Galatasaray Kulübü Başkanı Özhan Canaydın, Fenerbahçe'nin 3,5'da bir fiyatına kurdukları takımla şampiyon olduklarını söyledi.
Canaydın, ''UEFA ve Süper Kupa'yı alan Galatasaray'ı sallamak için konuşulan konu hep para oldu. Sıkıntı hep vardı. Bu sene de sıkıntı sürdü. İkinci olan rakibin 3,5'da bir fiyatına kurduğumuz takımla şampiyon olduk'' diye konuştu.
Sarı-kırmızılı takımın yeni yönetim kurulunda yer alan başkan yardımcısı Adnan Polat'ın şampiyonlukta faydası olduğunu kaydeden Başkan Canaydın, ''Ancak, Galatasaray bir ekiptir. Herkesin eşit seviyede katkısı var. 2002 yılında göreve geldiğimizde şampiyon olmuştuk. Biz bu şampiyonlukta sadece 7 maçta kulübü yönettik. Ayrıca bu sezonki şampiyonluğun yüzde 70 payı eski yönetim kurulunundur.'' dedi.
Başkan olarak 5 günlük ömürlerinin olduğunu dile getiren Özhan Canaydın, ''Pazar günü galip geldiğimiz de 'En büyük başkan' deniliyor ama cuma günü karşılaşmayı yitirdiğimiz de 'Bilmem ne başkan, istifa et' sloganları atılıyor'' dedi.
Canaydın, sezon içinde yaşanan sıkıntılar sırasında futbolcuların protestosuna kendisinin müsaade ettiğini söyledi.
Özhan Canaydın, parasal yönden yaşanan sıkıntılarla ilgili olarak, ''Futbolcuların protestosuna ben izin verdim. Zaten sabah değil de akşam antrenman yaptılar. Bu şekilde deşarj oldular'' dedi.
Şampiyonlukta özellikle takımın 3 kaptanı Hakan Şükür, Hasan Şaş ve Ergün Penbe'nin çok büyük katkısı olduğunu vurgulayan Canaydın, ''Şampiyonlukta elimizde tek sihirli değnek vardı. Bu da futbolculardı. Hele hele 3 kaptanımız müthiş bir performans gösterdiler. Gözlerim yaşardı. Bu 3 kaptan Türk spor tarihine altın harflerle yazılmalı'' diye konuştu.
Fenerbahçe'nin Denizlispor karşısında 1-0 yenik duruma düşmesinin ardından sahaya indiğini hatırlatan Canaydın, ''Bu sırada şuurluydum diyemem. Teknik direktör Gerets, bana geldi ve 'Başkan 16 dakika uzatmışlar, tedbirli ol' dedi. Sıkışık durum içinde kaldım. 17-20 saniye kala biz gol atıyorsak, başka takım da atabilir. Sonuçta mutlu sona ulaştık. Orada bir oyuncumu öptüm. Yüzünü boyamış, boya yüzüme bulaştı. Bazıları 'Bu ciddi başkan bile yüzünü boyadı' dediler.'' diye konuştu.

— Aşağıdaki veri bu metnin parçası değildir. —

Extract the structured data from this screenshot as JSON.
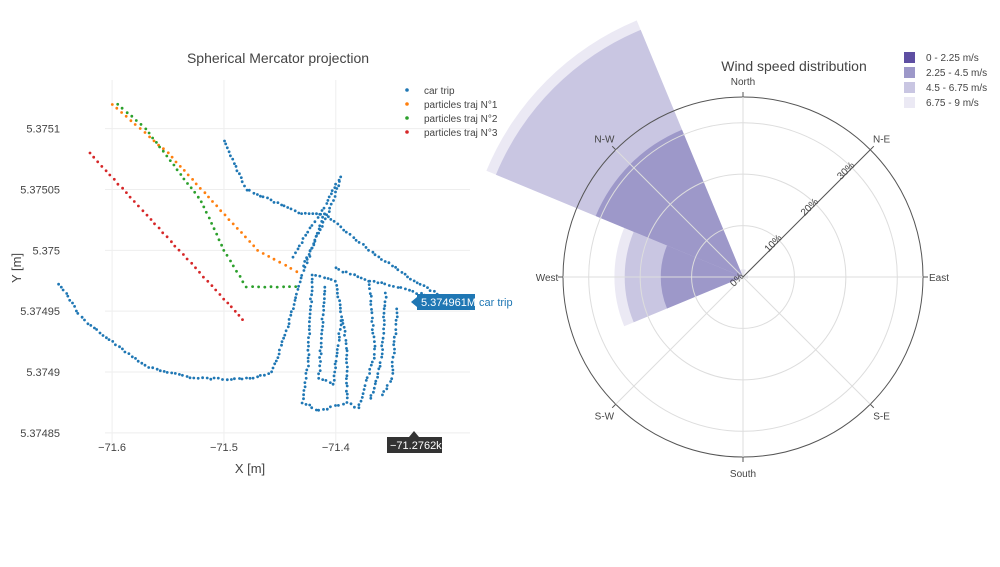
{
  "chart_data": [
    {
      "type": "scatter",
      "title": "Spherical Mercator projection",
      "xlabel": "X [m]",
      "ylabel": "Y [m]",
      "xlim": [
        -71.66,
        -71.28
      ],
      "ylim": [
        5.37484,
        5.37514
      ],
      "xticks": [
        -71.6,
        -71.5,
        -71.4
      ],
      "xtick_labels": [
        "−71.6",
        "−71.5",
        "−71.4"
      ],
      "yticks": [
        5.37485,
        5.3749,
        5.37495,
        5.375,
        5.37505,
        5.3751
      ],
      "ytick_labels": [
        "5.37485",
        "5.3749",
        "5.37495",
        "5.375",
        "5.37505",
        "5.3751"
      ],
      "grid": true,
      "legend_position": "top-right",
      "hover_x_label": "−71.2762k",
      "hover_y_label": "5.374961M",
      "hover_series_label": "car trip",
      "series": [
        {
          "name": "car trip",
          "color": "#1f77b4",
          "segments": [
            [
              [
                -71.41,
                5.37503
              ],
              [
                -71.43,
                5.37498
              ],
              [
                -71.442,
                5.37494
              ],
              [
                -71.457,
                5.3749
              ],
              [
                -71.47,
                5.374896
              ],
              [
                -71.49,
                5.374894
              ],
              [
                -71.53,
                5.374895
              ],
              [
                -71.57,
                5.374905
              ],
              [
                -71.6,
                5.374925
              ],
              [
                -71.622,
                5.37494
              ],
              [
                -71.63,
                5.374948
              ],
              [
                -71.645,
                5.37497
              ],
              [
                -71.65,
                5.374975
              ]
            ],
            [
              [
                -71.438,
                5.374995
              ],
              [
                -71.425,
                5.375015
              ],
              [
                -71.41,
                5.375035
              ],
              [
                -71.4,
                5.375055
              ],
              [
                -71.395,
                5.37506
              ]
            ],
            [
              [
                -71.395,
                5.37506
              ],
              [
                -71.405,
                5.375035
              ],
              [
                -71.42,
                5.375005
              ],
              [
                -71.43,
                5.374985
              ]
            ],
            [
              [
                -71.5,
                5.37509
              ],
              [
                -71.48,
                5.37505
              ],
              [
                -71.455,
                5.37504
              ],
              [
                -71.43,
                5.37503
              ],
              [
                -71.41,
                5.37503
              ]
            ],
            [
              [
                -71.41,
                5.37503
              ],
              [
                -71.37,
                5.375
              ],
              [
                -71.33,
                5.374975
              ],
              [
                -71.3,
                5.37496
              ],
              [
                -71.29,
                5.37496
              ]
            ],
            [
              [
                -71.4,
                5.374985
              ],
              [
                -71.37,
                5.374975
              ],
              [
                -71.345,
                5.37497
              ],
              [
                -71.31,
                5.37496
              ]
            ],
            [
              [
                -71.421,
                5.37498
              ],
              [
                -71.425,
                5.374905
              ],
              [
                -71.43,
                5.374875
              ],
              [
                -71.415,
                5.374868
              ],
              [
                -71.39,
                5.374875
              ],
              [
                -71.39,
                5.37492
              ],
              [
                -71.4,
                5.374975
              ],
              [
                -71.421,
                5.37498
              ]
            ],
            [
              [
                -71.41,
                5.37497
              ],
              [
                -71.415,
                5.374895
              ],
              [
                -71.402,
                5.37489
              ],
              [
                -71.395,
                5.374945
              ]
            ],
            [
              [
                -71.37,
                5.374975
              ],
              [
                -71.365,
                5.374915
              ],
              [
                -71.38,
                5.37487
              ],
              [
                -71.39,
                5.374875
              ]
            ],
            [
              [
                -71.355,
                5.374965
              ],
              [
                -71.36,
                5.374905
              ],
              [
                -71.37,
                5.374875
              ]
            ],
            [
              [
                -71.345,
                5.374952
              ],
              [
                -71.35,
                5.374895
              ],
              [
                -71.36,
                5.374878
              ]
            ]
          ]
        },
        {
          "name": "particles traj N°1",
          "color": "#ff7f0e",
          "segments": [
            [
              [
                -71.6,
                5.37512
              ],
              [
                -71.55,
                5.37508
              ],
              [
                -71.51,
                5.37504
              ],
              [
                -71.47,
                5.375
              ],
              [
                -71.43,
                5.37498
              ]
            ]
          ]
        },
        {
          "name": "particles traj N°2",
          "color": "#2ca02c",
          "segments": [
            [
              [
                -71.595,
                5.37512
              ],
              [
                -71.57,
                5.3751
              ],
              [
                -71.545,
                5.37507
              ],
              [
                -71.52,
                5.37504
              ],
              [
                -71.5,
                5.375
              ],
              [
                -71.48,
                5.37497
              ],
              [
                -71.43,
                5.37497
              ]
            ]
          ]
        },
        {
          "name": "particles traj N°3",
          "color": "#d62728",
          "segments": [
            [
              [
                -71.62,
                5.37508
              ],
              [
                -71.58,
                5.37504
              ],
              [
                -71.54,
                5.375
              ],
              [
                -71.5,
                5.37496
              ],
              [
                -71.48,
                5.37494
              ]
            ]
          ]
        }
      ]
    },
    {
      "type": "barpolar",
      "title": "Wind speed distribution",
      "directions": [
        "North",
        "N-E",
        "East",
        "S-E",
        "South",
        "S-W",
        "West",
        "N-W"
      ],
      "radial_ticks": [
        0,
        10,
        20,
        30
      ],
      "radial_tick_labels": [
        "0%",
        "10%",
        "20%",
        "30%"
      ],
      "radial_range": [
        0,
        35
      ],
      "legend_position": "top-right",
      "series": [
        {
          "name": "0 - 2.25 m/s",
          "color": "#5e4fa2",
          "values": [
            0,
            0,
            0,
            0,
            0,
            0,
            0,
            0
          ]
        },
        {
          "name": "2.25 - 4.5 m/s",
          "color": "#9d98c9",
          "values": [
            0,
            0,
            0,
            0,
            0,
            0,
            16,
            31
          ]
        },
        {
          "name": "4.5 - 6.75 m/s",
          "color": "#c9c6e2",
          "values": [
            0,
            0,
            0,
            0,
            0,
            0,
            7,
            21
          ]
        },
        {
          "name": "6.75 - 9 m/s",
          "color": "#ebe9f4",
          "values": [
            1.5,
            0,
            1,
            0,
            0,
            0,
            2,
            2
          ]
        }
      ]
    }
  ]
}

Kulüpler Birliği Vakfı'ndan Fenerbahçe Kulübü'nün kendisinin ayrıldığını dile getiren Canaydın, ''Vakıf toplantılarında Fenerbahçe konusu bir kez gündeme geldi. Yazılı ayrılma taleplerini kabul mü edelim, aidatı ödeyelim mi şeklindeki konuşmalarda konu gündeme geldi. Fenerbahçe buraya gelmiyorsa 17 kulüp niye düşman olsun? Ben ısrarla davetime devam ediyorum ama genel kurula kadar zaman var. Bu toplantıda haziran ayı içinde olacak. Çok üzülerek söylüyorum ayrılmalarını kabul edeceğiz. Fakat Fenerbahçesiz bu işlerin yürümeyeceğini bilecek kadar sporun içindeyim.'' dedi.

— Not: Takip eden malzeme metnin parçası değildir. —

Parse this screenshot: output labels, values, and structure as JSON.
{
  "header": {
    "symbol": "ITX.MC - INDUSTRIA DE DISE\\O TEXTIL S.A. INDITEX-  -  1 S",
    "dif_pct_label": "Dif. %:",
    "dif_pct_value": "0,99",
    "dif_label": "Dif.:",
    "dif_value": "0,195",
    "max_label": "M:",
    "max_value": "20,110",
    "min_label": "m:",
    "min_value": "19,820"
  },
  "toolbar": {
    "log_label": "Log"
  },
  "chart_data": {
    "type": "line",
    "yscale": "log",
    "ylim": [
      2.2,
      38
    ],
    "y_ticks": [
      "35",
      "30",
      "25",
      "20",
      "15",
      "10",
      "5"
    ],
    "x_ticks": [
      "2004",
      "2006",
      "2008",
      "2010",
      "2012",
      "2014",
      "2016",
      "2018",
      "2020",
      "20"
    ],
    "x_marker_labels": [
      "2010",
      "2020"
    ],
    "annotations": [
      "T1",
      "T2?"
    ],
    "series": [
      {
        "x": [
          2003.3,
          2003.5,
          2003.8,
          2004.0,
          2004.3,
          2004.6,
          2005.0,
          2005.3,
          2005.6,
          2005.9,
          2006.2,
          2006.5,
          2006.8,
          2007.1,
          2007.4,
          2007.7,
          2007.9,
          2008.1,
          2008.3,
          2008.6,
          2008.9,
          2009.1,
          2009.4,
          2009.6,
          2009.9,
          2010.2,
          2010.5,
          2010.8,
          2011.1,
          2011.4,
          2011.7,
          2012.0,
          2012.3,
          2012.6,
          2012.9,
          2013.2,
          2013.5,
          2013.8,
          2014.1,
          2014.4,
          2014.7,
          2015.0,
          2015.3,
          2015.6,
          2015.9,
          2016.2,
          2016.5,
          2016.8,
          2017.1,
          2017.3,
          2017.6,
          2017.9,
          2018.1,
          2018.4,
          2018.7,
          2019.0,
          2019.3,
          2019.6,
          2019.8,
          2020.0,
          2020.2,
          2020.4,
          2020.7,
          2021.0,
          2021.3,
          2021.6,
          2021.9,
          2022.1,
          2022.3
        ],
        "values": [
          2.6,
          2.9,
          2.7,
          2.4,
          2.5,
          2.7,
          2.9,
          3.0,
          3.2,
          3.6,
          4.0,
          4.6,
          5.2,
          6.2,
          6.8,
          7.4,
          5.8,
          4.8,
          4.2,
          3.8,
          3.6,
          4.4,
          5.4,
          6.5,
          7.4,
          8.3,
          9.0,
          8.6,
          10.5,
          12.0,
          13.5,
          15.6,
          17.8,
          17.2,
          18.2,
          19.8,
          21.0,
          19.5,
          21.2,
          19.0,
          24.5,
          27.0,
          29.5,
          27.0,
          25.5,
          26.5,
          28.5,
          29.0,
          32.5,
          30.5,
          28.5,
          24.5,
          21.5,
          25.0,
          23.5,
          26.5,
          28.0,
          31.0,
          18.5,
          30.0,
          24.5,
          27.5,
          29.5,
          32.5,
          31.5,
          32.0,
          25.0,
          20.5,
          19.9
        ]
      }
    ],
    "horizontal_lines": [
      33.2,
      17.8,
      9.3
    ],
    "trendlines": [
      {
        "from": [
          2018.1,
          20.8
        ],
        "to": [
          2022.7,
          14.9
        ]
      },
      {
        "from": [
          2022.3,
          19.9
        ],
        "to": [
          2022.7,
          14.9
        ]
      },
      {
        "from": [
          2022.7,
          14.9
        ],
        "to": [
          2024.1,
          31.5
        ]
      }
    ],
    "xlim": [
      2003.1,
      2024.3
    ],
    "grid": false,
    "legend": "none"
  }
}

Kendisinin her zaman centilmence davrandığını ifade eden sarı-kırmızılı kulübün başkanı, ''Yıkılmadım, ayaktayım. Ben, Fenerbahçe'nin bizi yendiği maçta başkan Aziz Yıldırım'ın elini sıktım ve alkışladım. Bunu sadece bu maçta yapmadım. Kendi sahamızda yediğimiz golde de Anadolu'daki bir karşılaşmada da yaptım'' dedi.

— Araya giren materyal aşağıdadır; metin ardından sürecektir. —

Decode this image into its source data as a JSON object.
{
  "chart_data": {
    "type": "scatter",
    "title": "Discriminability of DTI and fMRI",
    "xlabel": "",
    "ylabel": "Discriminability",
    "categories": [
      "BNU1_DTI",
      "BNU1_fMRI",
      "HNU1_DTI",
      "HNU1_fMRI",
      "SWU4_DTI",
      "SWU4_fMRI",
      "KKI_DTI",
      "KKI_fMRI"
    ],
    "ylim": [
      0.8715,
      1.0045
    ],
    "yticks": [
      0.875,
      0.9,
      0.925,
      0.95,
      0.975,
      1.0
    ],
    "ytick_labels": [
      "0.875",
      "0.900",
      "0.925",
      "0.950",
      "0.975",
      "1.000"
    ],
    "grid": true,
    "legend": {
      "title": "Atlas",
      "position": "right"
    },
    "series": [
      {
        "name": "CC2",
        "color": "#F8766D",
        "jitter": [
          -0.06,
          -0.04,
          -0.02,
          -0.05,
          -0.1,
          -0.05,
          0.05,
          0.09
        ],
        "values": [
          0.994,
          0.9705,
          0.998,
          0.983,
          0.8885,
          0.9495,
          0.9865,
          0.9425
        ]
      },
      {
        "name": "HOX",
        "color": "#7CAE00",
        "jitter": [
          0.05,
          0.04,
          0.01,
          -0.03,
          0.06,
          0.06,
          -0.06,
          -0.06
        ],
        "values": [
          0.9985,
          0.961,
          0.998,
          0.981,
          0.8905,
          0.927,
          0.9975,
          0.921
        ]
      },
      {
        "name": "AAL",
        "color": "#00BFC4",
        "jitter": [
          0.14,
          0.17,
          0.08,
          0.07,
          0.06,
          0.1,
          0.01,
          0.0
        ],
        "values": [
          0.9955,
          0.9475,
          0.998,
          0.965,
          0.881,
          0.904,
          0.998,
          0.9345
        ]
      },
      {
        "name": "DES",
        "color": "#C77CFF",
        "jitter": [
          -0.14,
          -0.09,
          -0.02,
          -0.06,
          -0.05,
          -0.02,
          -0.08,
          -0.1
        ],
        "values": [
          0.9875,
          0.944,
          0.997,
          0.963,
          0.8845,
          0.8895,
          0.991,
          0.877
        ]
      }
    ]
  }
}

Fenerbahçe'nin son olarak kendilerini 4-0 mağlup ettiği karşılaşma hakkında ise Canaydın, ''Kırıldığım nokta var. 4-0'lık karşılaşmada 90 dakika yan yana oturduk, tek kelime etmedi, arkasını döndü. Ben gelirken, 'Aziz buradayım, Merhaba' dedim. Bir kuvvet komutanı, 'Fenerbahçeli olarak özür diliyorum' dedi. Galatasaray olmadan Fenerbahçe, Fenerbahçe olmadan Galatasaray'ın olamayacağını söyledi.'' diye konuştu.
Özhan Canaydın, sert mizaçlı, haşin gözüken, çok enteresan biri olduğunu ifade ederek, spor otoritelerine yönelik, ''Ama yumuşak kalpliyim. Bizim gibi yöneticilere yardımcı olun. Bu amatör bir iş. Bizim gibi insanlar kaçarsa olmayacak insanlar gelir. Bizim gibi insanları yıpratıp gitmemize neden olunursa, arkamızdan çok kötü ekipler gelir. Çok büyük paralar dönüyor. Kalemleriniz süngü olmasın'' diye konuştu.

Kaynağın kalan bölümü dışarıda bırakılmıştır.